I just typed out a long message with an update but now Im just gonna do the cliff notes version:
*Im getting close...I think
*Some breeders have been completely nonresponsive, some just gave a little info, and others went above and beyond to help. There are good ones out there.
*Its looking like an older puppy is most likely to happen. I will be responsible for a lot of the training and I am hoping to use https://precisionk9work.com/ They are local and listed on PSA website.
*Going younger will help create that permanent family bond I am hoping for

*Everyone that chimed in, Thank You. It was helpful and appreciated.
more to come.


----------



## Redbeard (Oct 11, 2019)

Well, I feel a bit like a traitor but a Malinois pup came into the picture and its bloodline is amazing. Father is PSA III with numerous police dogs in the line. He isnt showing high drive but its got to be in there somewhere. He is 8 weeks right now and this is day 1 for us. The adventure begins.
Again, thanks all for the input.
Lackland AFB got back to me. Im going to work with my pup for a while before taking them up on the fostering. It is something I look forward to doing though.


----------



## Nscullin (Sep 29, 2019)

Redbeard said:


> Well, I feel a bit like a traitor but a Malinois pup came into the picture and its bloodline is amazing. Father is PSA III with numerous police dogs in the line. He isnt showing high drive but its got to be in there somewhere. He is 8 weeks right now and this is day 1 for us. The adventure begins.
> Again, thanks all for the input.
> Lackland AFB got back to me. Im going to work with my pup for a while before taking them up on the fostering. It is something I look forward to doing though.




I personally don’t feel like you should feel like a traitor. You get what works for you and your family. However, I hope you did your research on mals before you jumped. I’ve noticed there’s tons of Breed guarders on mals and Dutch shepherds. While I’m sure they have good intent, it can be a tad overwhelming. Good luck! I’ve had shepherds and pits. Never a mal. Let me know how it goes


Sent from my iPhone using Tapatalk


----------



## Redbeard (Oct 11, 2019)

Nscullin said:


> I’ve noticed there’s tons of Breed guarders on mals and Dutch shepherds.

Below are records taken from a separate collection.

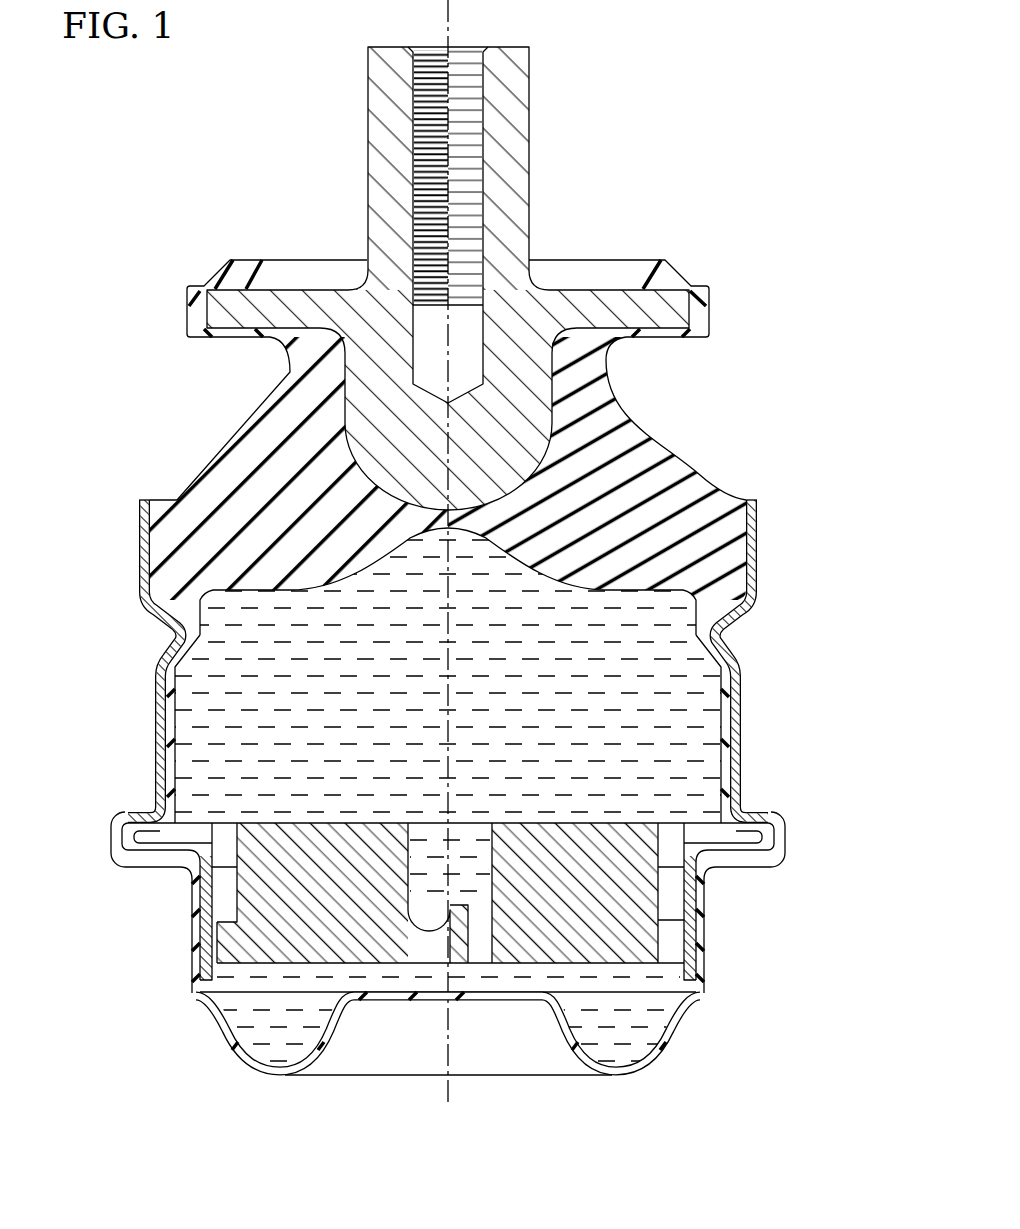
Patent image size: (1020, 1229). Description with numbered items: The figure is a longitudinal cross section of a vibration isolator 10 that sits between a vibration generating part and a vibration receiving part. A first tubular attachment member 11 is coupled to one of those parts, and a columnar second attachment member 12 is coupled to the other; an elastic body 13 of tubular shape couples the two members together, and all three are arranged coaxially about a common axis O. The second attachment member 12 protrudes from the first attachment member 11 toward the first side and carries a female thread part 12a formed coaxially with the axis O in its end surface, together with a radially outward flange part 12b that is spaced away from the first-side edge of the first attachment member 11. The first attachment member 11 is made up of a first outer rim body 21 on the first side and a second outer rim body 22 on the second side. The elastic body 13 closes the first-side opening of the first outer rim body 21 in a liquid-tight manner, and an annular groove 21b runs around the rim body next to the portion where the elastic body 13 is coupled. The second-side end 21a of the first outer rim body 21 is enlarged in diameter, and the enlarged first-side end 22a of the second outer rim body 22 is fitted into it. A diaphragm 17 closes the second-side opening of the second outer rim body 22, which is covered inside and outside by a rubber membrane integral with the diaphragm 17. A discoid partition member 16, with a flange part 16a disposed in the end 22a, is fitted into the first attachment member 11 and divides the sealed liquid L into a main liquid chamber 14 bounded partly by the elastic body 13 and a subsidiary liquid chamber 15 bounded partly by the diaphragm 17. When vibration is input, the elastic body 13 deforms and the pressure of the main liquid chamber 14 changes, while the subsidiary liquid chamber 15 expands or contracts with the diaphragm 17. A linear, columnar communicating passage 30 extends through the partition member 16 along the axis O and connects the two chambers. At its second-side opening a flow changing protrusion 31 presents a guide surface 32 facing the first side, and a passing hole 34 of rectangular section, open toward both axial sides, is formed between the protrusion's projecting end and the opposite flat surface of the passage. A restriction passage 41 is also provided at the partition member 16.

The vibration isolator 10 is at (765, 92).
The first tubular attachment member 11 is at (798, 803).
The second attachment member 12 is at (540, 108).
The female thread part 12a is at (460, 62).
The flange part 12b is at (572, 290).
The elastic body 13 is at (675, 447).
The main liquid chamber 14 is at (665, 703).
The subsidiary liquid chamber 15 is at (645, 1012).
The partition member 16 is at (210, 951).
The flange part 16a is at (700, 830).
The diaphragm 17 is at (672, 1033).
The first outer rim body 21 is at (773, 548).
The end of the first outer rim body 21a is at (110, 835).
The annular groove 21b is at (720, 622).
The second outer rim body 22 is at (720, 897).
The end of the second outer rim body 22a is at (788, 838).
The communicating passage 30 is at (431, 818).
The flow changing protrusion 31 is at (434, 978).
The guide surface 32 is at (428, 912).
The passing hole 34 is at (489, 946).
The restriction passage 41 is at (215, 898).
The liquid L is at (235, 650).
The axis O is at (440, 20).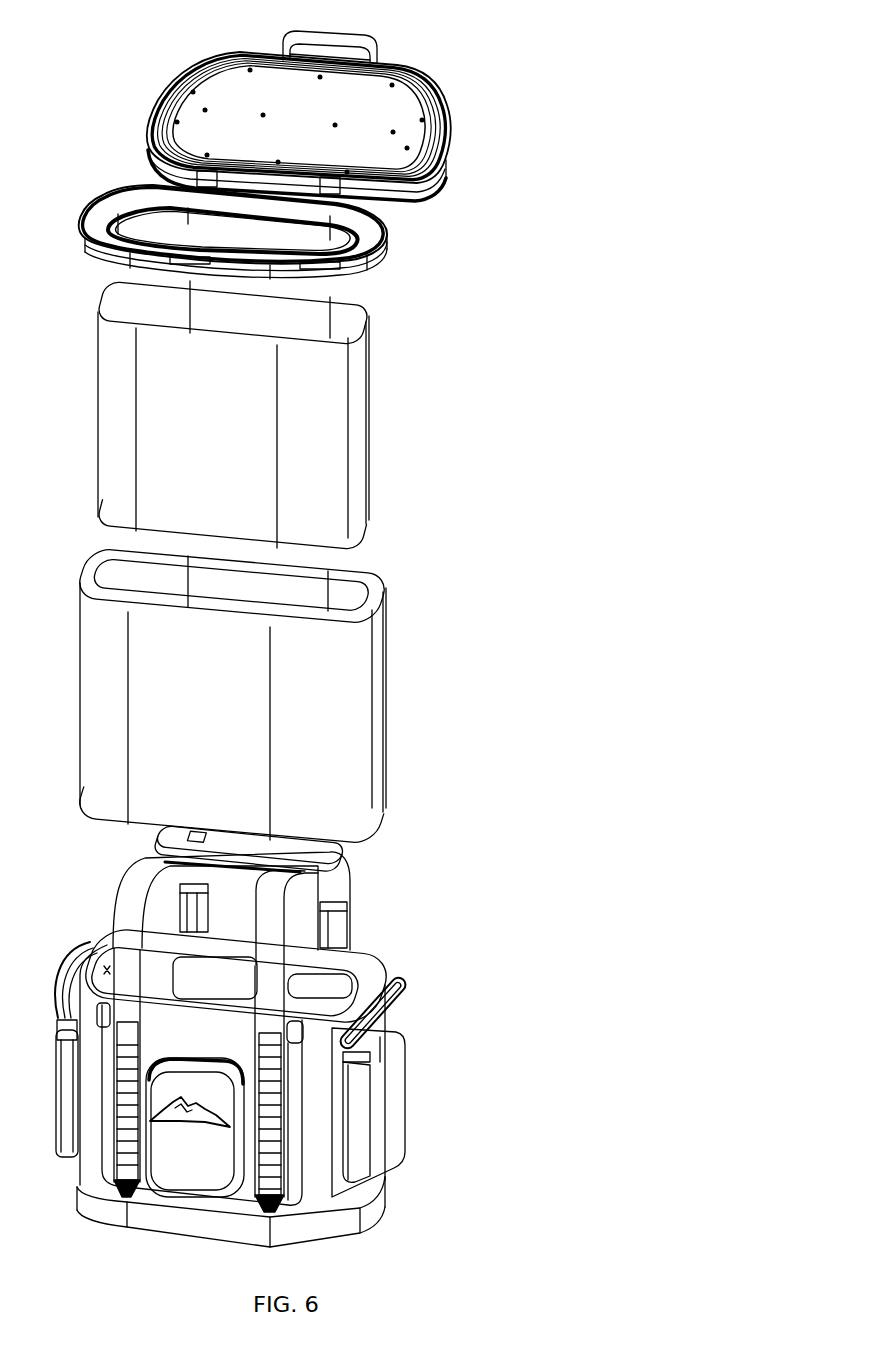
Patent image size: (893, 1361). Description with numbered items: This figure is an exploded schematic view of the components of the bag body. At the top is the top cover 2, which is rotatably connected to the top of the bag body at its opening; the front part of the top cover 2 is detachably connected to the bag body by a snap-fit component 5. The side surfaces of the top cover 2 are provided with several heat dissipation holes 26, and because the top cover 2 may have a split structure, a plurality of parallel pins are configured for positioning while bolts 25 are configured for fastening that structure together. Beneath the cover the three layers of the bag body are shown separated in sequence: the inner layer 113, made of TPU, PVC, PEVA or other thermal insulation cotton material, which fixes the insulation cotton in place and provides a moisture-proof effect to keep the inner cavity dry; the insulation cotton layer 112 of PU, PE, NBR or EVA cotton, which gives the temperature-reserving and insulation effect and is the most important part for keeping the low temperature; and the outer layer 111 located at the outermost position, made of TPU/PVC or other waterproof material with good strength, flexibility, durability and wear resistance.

The snap-fit component 5 is at (358, 50).
The top cover 2 is at (395, 113).
The bolt 25 is at (428, 160).
The heat dissipation holes 26 is at (402, 197).
The inner layer 113 is at (293, 420).
The insulation cotton layer 112 is at (328, 712).
The outer layer 111 is at (317, 1065).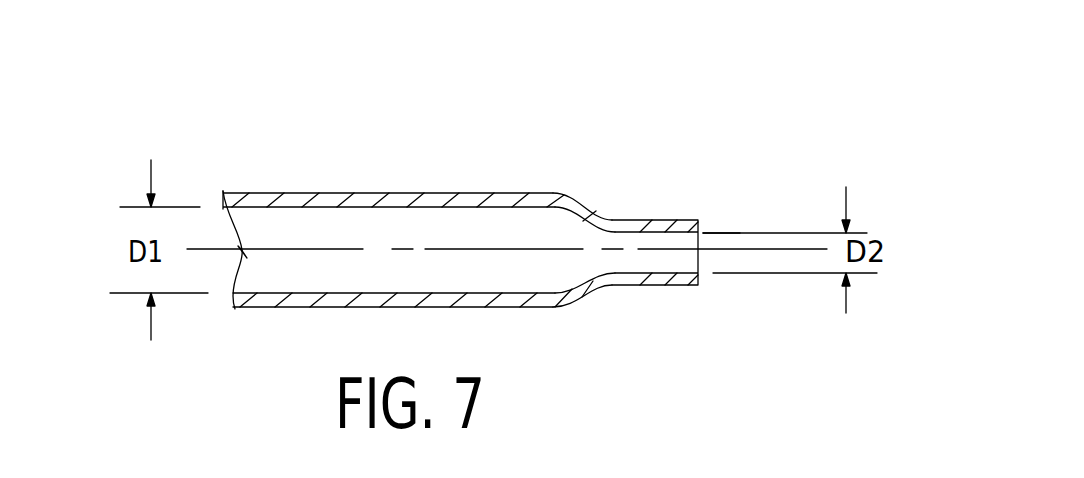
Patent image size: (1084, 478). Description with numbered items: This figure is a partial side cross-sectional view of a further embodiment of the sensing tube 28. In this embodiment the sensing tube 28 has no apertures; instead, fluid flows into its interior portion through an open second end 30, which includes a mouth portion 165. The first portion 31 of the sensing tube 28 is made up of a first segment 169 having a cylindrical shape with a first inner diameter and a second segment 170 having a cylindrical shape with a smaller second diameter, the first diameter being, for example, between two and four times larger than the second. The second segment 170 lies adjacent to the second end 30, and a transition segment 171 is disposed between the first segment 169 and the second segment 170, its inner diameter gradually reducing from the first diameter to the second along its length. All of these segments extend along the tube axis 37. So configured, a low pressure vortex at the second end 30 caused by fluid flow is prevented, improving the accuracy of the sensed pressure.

The sensing tube 28 is at (634, 171).
The open second end 30 is at (674, 296).
The first portion 31 is at (393, 184).
The tube axis 37 is at (790, 267).
The mouth portion 165 is at (716, 233).
The first segment 169 is at (278, 193).
The second segment 170 is at (637, 215).
The transition segment 171 is at (600, 208).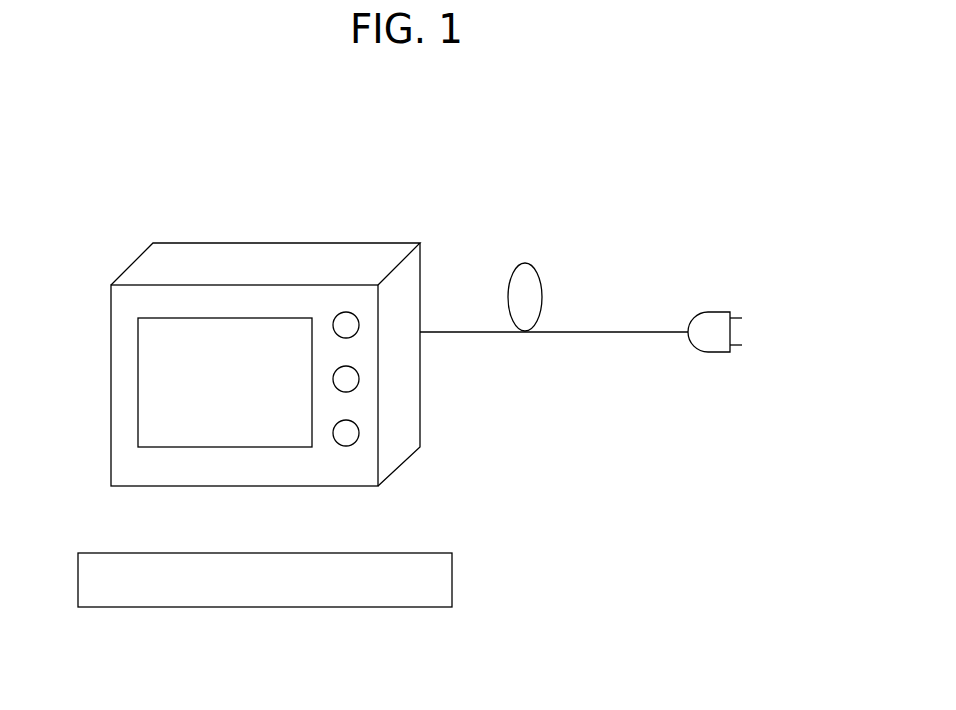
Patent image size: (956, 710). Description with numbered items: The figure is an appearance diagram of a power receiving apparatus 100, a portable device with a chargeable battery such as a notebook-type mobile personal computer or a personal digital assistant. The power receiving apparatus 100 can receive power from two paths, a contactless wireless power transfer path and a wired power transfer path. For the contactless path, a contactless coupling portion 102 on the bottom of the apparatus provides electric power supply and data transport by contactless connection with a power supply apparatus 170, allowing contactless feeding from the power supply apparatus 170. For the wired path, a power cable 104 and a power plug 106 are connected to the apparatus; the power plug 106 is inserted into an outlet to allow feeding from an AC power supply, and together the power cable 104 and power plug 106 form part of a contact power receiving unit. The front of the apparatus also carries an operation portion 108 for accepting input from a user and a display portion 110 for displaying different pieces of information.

The power receiving apparatus 100 is at (152, 223).
The contactless coupling portion 102 is at (232, 472).
The power cable 104 is at (520, 285).
The power plug 106 is at (707, 318).
The operation portion 108 is at (345, 379).
The display portion 110 is at (150, 360).
The power supply apparatus 170 is at (305, 597).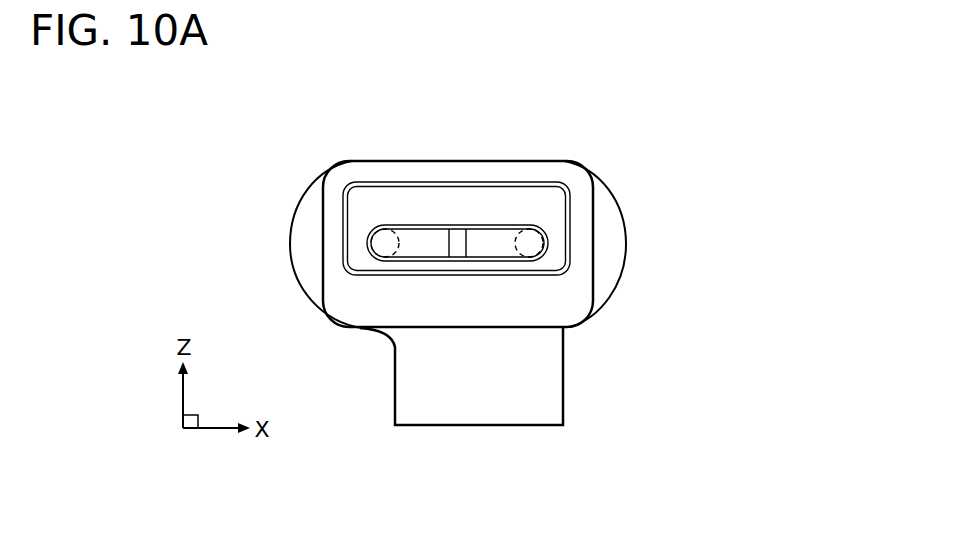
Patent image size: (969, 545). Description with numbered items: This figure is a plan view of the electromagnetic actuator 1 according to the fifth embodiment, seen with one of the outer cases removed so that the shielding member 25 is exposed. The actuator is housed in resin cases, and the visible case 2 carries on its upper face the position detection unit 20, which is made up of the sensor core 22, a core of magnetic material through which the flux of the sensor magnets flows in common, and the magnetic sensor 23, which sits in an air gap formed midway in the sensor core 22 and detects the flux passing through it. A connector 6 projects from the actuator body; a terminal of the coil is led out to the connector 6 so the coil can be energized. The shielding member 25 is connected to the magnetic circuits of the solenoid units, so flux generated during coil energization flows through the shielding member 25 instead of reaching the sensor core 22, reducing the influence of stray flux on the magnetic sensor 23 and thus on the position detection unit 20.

The electromagnetic actuator 1 is at (486, 244).
The case 2 is at (627, 248).
The connector 6 is at (542, 386).
The position detection unit 20 is at (423, 208).
The sensor core 22 is at (502, 240).
The magnetic sensor 23 is at (457, 240).
The shielding member 25 is at (377, 208).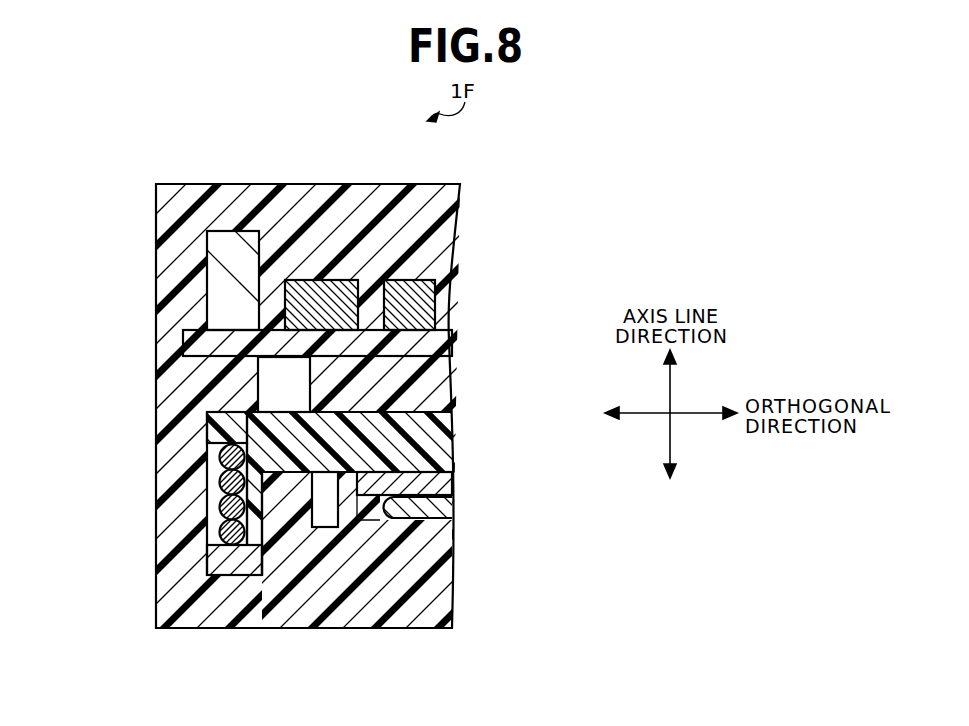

Not sure what that means. sorry. Give me an example if you dont mind.
I know Im in for a challenge with a Mal but Im also up for it. The timing, in my life, couldnt be better really. At least I think so.
Fun side note. My last name is from a city in Belgium that is about 50 miles from the origin of the breed.


----------



## Nscullin (Sep 29, 2019)

Redbeard said:


> Not sure what that means. sorry. Give me an example if you dont mind.
> I know Im in for a challenge with a Mal but Im also up for it. The timing, in my life, couldnt be better really. At least I think so.
> Fun side note. My last name is from a city in Belgium that is about 50 miles from the origin of the breed.




By breed guarders I guess I just mean someone who protects the breed for example if you were to post on a Dutch shepherd or mal forum that you wanted one they’d interrogate you as to your intentions, experience, etc. I have no experience with those breeds so i cannot be helpful In the actual breed. That is just what I meant by the term


Sent from my iPhone using Tapatalk


----------



## Redbeard (Oct 11, 2019)

Nscullin said:


> By breed guarders I guess I just mean someone who protects the breed for example if you were to post on a Dutch shepherd or mal forum that you wanted one they’d interrogate you as to your intentions, experience, etc. I have no experience with those breeds so i cannot be helpful In the actual breed. That is just what I meant by the term


Ok I get that. I would say Ive seen a bit of it. I got lucky I think, or rather, I earned a bit of luck with this guy. I would, in general, agree with you that there is a lot of breed guarding with Mals.


----------



## MineAreWorkingline (May 2, 2015)

Redbeard said:


> Ok I get that. I would say Ive seen a bit of it. I got lucky I think, or rather, I earned a bit of luck with this guy. I would, in general, agree with you that there is a lot of breed guarding with Mals.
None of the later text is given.